Border Force officials have said since the summer that up to 60 per cent of those making the Channel crossing in small boats now are Albanians, a huge rise in the past two years. This week Suella Braverman, the Home Secretary, claimed in the Commons that Albanians were “abusing modern slavery legislation” and that they were “not welcome and should not expect to stay”. The figures in the Independent, from the Oxford Migration Observatory and reported after Braverman’s comments, showed, however, that in the year to June 55 per cent of adult Albanian asylum seekers were successful, and that 86 per cent of those were women judged to be in need of protection.
It’s worth noting here, for one thing, that trafficking is completely different to smuggling, because it is non-consensual. People who are trafficked here are typically brought here for forced labour or sex slavery. They only go through the asylum system if they escape their traffickers, and due to hostile environment legislation, many are too afraid to claim asylum because of countless cases of people being criminalised for actions related to their enslavement, thrown into immigration detention or deported. When the Home Secretary calls on traffickers to justify this asylum reform, it is intentionally misleading.
Yesterday (1 November) a Telegraph columnist criticised the Guardian for using a picture of a female migrant “rather than the typical profile of somebody crossing the channel from ‘peaceful’ France: male, young, healthy, prosperous enough to pay a people smuggler”.
My immediate reaction to a claim like this is: “What does he know about the experience of displacement?” Leave the lack of empathy and compassion aside, such statements prove the level of ignorance, misleading tactics and misinformation around this subject. It is common, on both the left and right, to complain that all refugees are men – and this is used as justification for looking the other way.

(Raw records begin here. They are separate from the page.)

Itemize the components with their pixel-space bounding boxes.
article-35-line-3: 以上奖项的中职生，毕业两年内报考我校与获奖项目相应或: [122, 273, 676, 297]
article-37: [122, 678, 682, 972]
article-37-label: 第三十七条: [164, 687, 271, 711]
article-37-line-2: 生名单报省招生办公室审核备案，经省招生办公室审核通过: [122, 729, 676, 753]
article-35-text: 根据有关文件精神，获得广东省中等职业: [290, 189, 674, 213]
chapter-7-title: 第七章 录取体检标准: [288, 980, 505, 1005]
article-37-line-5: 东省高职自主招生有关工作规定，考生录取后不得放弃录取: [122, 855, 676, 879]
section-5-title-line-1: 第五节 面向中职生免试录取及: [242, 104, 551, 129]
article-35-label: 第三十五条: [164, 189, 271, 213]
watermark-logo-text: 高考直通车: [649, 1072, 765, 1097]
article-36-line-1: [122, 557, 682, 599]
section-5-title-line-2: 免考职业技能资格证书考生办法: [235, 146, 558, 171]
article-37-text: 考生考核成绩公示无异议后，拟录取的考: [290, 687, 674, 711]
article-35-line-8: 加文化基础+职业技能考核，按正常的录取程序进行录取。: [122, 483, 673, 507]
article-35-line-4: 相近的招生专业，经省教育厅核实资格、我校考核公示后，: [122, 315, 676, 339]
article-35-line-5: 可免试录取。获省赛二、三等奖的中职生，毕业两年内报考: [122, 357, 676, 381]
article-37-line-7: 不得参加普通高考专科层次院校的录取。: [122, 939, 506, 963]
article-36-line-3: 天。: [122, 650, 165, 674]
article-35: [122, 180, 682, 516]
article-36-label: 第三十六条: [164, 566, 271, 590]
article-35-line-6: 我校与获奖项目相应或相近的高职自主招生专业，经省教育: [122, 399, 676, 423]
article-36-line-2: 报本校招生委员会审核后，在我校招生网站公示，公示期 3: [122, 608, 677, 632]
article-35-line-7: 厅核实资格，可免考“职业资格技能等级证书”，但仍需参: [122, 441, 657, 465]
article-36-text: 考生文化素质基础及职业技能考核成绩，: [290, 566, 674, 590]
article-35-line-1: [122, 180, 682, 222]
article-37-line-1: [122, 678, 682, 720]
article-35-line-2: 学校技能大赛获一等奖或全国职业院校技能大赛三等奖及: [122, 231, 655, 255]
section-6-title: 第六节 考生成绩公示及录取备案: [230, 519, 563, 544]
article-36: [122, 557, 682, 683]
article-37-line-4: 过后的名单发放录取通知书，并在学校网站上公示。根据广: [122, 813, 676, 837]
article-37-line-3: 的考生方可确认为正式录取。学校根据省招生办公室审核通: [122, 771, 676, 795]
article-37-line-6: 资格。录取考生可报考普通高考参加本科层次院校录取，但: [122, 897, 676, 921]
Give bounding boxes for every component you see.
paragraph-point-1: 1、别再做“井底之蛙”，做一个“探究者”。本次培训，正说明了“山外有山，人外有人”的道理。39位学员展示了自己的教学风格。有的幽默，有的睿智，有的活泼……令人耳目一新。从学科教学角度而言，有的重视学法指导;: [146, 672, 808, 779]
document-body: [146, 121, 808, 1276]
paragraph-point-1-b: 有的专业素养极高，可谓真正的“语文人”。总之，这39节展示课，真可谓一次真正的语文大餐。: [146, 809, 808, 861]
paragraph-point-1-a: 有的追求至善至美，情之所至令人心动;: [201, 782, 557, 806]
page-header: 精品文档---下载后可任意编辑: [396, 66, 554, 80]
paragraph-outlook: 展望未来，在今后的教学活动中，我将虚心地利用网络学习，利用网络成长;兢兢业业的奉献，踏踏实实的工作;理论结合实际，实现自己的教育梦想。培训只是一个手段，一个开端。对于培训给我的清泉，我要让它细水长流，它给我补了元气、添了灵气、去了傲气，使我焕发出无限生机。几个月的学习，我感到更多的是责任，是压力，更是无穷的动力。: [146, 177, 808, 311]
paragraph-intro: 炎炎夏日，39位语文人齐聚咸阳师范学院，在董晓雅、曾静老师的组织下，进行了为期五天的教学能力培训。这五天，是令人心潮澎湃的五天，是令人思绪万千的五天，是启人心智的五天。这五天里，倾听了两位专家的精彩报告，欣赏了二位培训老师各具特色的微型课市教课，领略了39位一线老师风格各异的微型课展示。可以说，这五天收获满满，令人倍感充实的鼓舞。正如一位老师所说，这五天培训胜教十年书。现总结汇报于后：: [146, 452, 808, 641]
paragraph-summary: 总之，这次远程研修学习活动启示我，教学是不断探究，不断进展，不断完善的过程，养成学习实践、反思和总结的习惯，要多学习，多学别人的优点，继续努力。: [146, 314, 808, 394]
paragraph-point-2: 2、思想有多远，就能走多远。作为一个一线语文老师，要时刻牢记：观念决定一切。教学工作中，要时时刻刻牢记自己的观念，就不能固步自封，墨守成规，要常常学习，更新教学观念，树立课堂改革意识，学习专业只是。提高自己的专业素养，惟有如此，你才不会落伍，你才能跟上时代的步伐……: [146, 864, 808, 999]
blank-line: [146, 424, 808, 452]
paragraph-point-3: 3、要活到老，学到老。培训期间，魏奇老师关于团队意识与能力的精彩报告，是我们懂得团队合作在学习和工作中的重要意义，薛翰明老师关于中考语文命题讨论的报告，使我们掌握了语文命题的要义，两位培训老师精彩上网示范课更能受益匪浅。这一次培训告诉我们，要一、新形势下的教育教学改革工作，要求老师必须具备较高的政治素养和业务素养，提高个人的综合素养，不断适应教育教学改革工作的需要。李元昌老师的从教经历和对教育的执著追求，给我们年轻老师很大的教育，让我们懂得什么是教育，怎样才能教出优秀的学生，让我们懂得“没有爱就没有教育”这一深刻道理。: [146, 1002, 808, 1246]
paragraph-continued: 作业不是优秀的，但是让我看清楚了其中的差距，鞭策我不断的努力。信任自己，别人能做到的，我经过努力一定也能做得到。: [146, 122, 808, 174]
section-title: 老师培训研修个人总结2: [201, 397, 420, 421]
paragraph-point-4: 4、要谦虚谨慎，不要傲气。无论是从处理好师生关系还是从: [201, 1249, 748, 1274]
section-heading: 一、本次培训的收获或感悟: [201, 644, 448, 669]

The truth is that war is caused by men and men, if they didn’t cause it, are its first victims. Some fortunate ones – being the last hope of their families – may manage to flee and are subjected to the cruelty and exploitation of other men’s rules. In seeking safety they often risk their lives, sometimes by hanging under lorries to cross borders or suffocating inside freezer containers. Only a very small minority can afford to pay smugglers. Many then find themselves working day and night in exploitative jobs to pay other cruel men to smuggle the women and children of their families, because the family reunion system is so complex and brutal. (All this is, of course, is not to diminish the experiences of the women and girls who make 50 per cent of the total displaced population.)
Perhaps it is no surprise that we are in the frightening position we are now. Just a few days ago a 66-year-old man threw petrol bombs at a Dover immigration centre, driven by what police characterised as a “hate-filled grievance”, and is then thought to have killed himself. And yet the media is filled with reports by know-all-about-it types talking with unwarranted authority about displaced people and their experiences. I find something similar when I’m out – last week Andrew, a random man I met at the pub, asked me rather crudely, “Why are all refugees young men?”
There’s a really simple thing that would improve people’s understanding: present both sides of the story.